Orhan Pamuk
İLETİŞİM YAYINLARI
İstanbul’da, Orhan Pamuk hem 22 yaşına kadarki kendi hayat hikâyesini, hem de kendi bildiği İstanbul şehrinin ilginç hikâyesini bir roman tadıyla birleştirerek okura sunuyor. Pamuk’un kendini “ben” olarak ilk hissedişinden, annesine, babasına, ailesine yönelen hikâye, bir hüzün ve mutluluk kaynağı olarak İstanbul sokaklarına açılıyor. Günümüzün büyük romancısının gözünden 1950’lerin İstanbul sokaklarını, parke taşı kaplı caddelerini, yanıp yıkılan ahşap konaklarını, eski bir kültürün yok oluşuyla, onun külleri ve yıkıntıları arasından bir yenisinin doğuşunun zorluklarını keşfederken Pamuk’un ruhsal dünyasının oluşumunu bir dedektif romanı okur gibi hızla izliyoruz… İstanbul’un siyah beyaz hüznünü araştıran bu benzersiz eserde, okurken elden bırakamadığımız ve dönüp dönüp yeniden okuyacağımız kitaplara has o ruh ve duygu birliği var.
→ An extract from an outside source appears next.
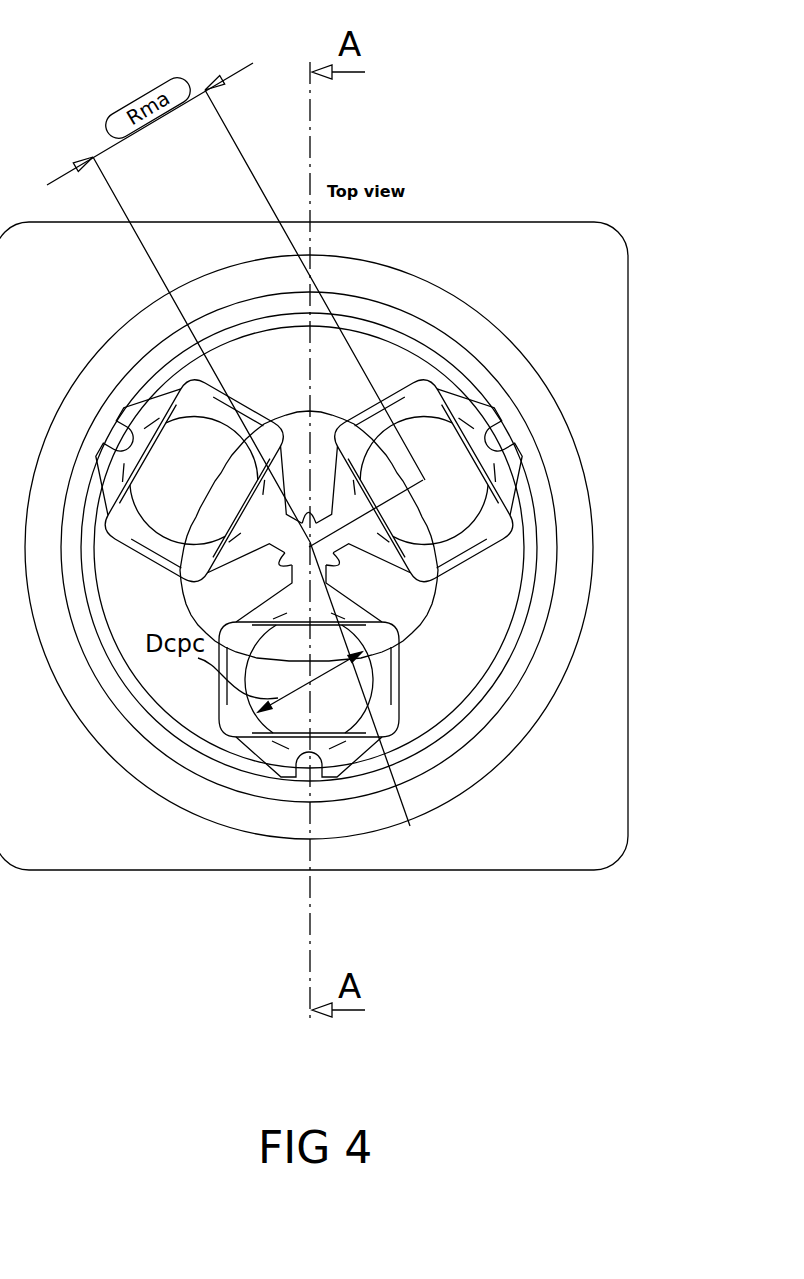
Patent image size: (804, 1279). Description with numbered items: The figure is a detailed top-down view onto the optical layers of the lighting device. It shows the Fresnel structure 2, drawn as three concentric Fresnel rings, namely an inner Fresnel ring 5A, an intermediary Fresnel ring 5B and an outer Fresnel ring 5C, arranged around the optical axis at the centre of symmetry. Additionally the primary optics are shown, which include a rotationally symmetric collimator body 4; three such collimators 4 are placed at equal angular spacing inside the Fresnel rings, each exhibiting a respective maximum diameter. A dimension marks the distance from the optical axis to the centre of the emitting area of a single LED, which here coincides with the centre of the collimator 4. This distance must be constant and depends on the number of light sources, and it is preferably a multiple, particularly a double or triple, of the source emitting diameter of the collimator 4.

“Sayın Orhan Pamuk, İstanbul’u Dostoyevski’nin St. Petersburg’u, Joyce’un Dublin’i ve Proust’un Paris’i gibi dünyanın her köşesinden okurların kendi hayatlarını yaşar gibi tanıyıp, bir ikinci hayat sürecekleri vazgeçilmez bir edebi şehir yaptınız!”